If you will be transferring a secret file from one file system to another, you might want to protect the file from theft or exposure during the transfer. This could be an encryption key file for decrypting a multi-challenge encrypted file system or similar secret file, that are to be transferred on an unencrypted storage medium, such as an USB stick with EXFAT, NTFS or MSDOS file system on it. If you will be using the GNU Privacy Guard (GPG) without GPG key pairs, then you can encrypt with a symmetric cipher by specifying a pass phrase.

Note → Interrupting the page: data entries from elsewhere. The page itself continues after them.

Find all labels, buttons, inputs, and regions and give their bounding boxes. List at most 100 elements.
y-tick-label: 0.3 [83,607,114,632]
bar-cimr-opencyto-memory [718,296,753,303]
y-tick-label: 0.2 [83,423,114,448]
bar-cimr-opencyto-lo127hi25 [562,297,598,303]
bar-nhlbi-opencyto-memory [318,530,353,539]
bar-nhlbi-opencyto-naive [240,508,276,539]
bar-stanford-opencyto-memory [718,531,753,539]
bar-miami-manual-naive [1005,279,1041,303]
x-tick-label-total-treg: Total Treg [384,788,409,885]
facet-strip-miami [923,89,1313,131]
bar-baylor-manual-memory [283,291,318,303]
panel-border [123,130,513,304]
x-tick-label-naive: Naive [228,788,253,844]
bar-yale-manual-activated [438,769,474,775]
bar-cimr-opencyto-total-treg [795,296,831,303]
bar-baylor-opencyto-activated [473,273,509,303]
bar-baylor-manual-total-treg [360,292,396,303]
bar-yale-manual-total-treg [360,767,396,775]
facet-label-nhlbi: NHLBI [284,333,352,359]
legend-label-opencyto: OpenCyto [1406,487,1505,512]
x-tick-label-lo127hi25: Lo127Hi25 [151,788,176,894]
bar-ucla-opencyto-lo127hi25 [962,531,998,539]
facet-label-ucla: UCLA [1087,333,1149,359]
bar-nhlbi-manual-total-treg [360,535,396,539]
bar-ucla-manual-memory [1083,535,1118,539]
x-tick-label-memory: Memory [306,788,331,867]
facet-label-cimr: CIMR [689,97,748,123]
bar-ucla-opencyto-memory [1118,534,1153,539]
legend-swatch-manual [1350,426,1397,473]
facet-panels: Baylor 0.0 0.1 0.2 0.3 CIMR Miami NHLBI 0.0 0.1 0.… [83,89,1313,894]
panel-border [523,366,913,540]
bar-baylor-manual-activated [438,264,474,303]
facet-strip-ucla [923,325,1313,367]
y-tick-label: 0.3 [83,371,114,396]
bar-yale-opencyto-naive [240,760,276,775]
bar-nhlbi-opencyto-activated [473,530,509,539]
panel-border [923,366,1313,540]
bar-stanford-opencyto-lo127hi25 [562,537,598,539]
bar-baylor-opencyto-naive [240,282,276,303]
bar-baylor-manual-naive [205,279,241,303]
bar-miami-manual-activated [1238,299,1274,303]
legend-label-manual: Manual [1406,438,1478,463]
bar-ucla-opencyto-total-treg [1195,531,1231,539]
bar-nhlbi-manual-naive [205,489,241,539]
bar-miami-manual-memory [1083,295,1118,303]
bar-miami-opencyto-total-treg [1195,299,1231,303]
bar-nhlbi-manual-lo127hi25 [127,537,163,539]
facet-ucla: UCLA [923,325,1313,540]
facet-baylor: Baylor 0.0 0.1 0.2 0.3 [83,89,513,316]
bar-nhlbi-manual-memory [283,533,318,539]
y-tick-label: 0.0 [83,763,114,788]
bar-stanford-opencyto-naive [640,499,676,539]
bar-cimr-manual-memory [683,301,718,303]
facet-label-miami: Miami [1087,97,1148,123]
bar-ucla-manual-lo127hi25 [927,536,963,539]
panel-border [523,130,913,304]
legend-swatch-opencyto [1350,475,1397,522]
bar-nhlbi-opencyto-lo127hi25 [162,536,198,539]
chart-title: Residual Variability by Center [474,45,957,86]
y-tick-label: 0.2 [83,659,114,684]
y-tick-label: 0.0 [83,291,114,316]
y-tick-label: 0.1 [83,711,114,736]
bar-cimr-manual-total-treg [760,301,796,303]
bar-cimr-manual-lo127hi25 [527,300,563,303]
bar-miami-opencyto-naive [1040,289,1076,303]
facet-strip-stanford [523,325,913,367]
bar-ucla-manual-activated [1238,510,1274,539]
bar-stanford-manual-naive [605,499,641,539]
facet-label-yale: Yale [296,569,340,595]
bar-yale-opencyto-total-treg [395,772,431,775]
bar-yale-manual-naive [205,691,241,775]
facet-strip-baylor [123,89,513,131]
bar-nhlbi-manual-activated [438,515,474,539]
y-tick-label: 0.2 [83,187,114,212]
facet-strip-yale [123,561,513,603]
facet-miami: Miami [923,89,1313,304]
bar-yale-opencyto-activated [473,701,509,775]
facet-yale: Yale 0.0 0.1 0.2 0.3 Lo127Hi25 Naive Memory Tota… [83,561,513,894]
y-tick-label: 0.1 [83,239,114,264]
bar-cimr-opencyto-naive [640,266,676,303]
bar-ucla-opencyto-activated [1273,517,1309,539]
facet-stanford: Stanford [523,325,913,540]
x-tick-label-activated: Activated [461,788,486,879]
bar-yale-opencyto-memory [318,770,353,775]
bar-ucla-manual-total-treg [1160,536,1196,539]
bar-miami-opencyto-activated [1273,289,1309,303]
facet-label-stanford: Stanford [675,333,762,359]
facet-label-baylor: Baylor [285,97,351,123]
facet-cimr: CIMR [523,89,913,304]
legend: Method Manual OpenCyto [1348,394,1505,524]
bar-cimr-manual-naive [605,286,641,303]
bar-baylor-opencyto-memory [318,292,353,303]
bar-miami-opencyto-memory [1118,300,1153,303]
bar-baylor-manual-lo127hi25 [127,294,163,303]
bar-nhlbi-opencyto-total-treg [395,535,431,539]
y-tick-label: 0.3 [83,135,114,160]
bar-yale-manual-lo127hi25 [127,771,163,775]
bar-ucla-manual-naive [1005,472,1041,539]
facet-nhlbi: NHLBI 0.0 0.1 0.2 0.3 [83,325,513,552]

Encrypting with symmetric cipher
If you will be using GPG without GPG key pairs, then you can encrypt with a symmetric cipher by specifying a pass phrase. In cryptography, this means, that the same pass phrase will be used to encrypt and decrypt. The user, who will encrypt the file, will choose a pass phrase, which will be used to write a new encrypted file, that contain the secret file. The pass phrase should be as long and non-dictionairy complex as possible. The default cipher is AES-128.
$ gpg --symmetric keyfile.bin
The encrypted file can now be transferred safely.
$ ls keyfile.bin.gpg
You can test, that the file can be decrypted and compare it to the original file.
$ gpg --yes --output keyfile.bin.decrypted --decrypt keyfile.bin.gpg
$ cmp -s keyfile.bin keyfile.bin.decrypted && echo "Pass" || echo "Fail"
The encrypted file can be decrypted on the target file system by anyone, who know the pass phrase, that was used to encrypt the file. It is not required, that the target user has a GPG key pair.
$ gpg --yes --output keyfile.bin --decrypt keyfile.bin.gpg
The decrypted secret file can now be used.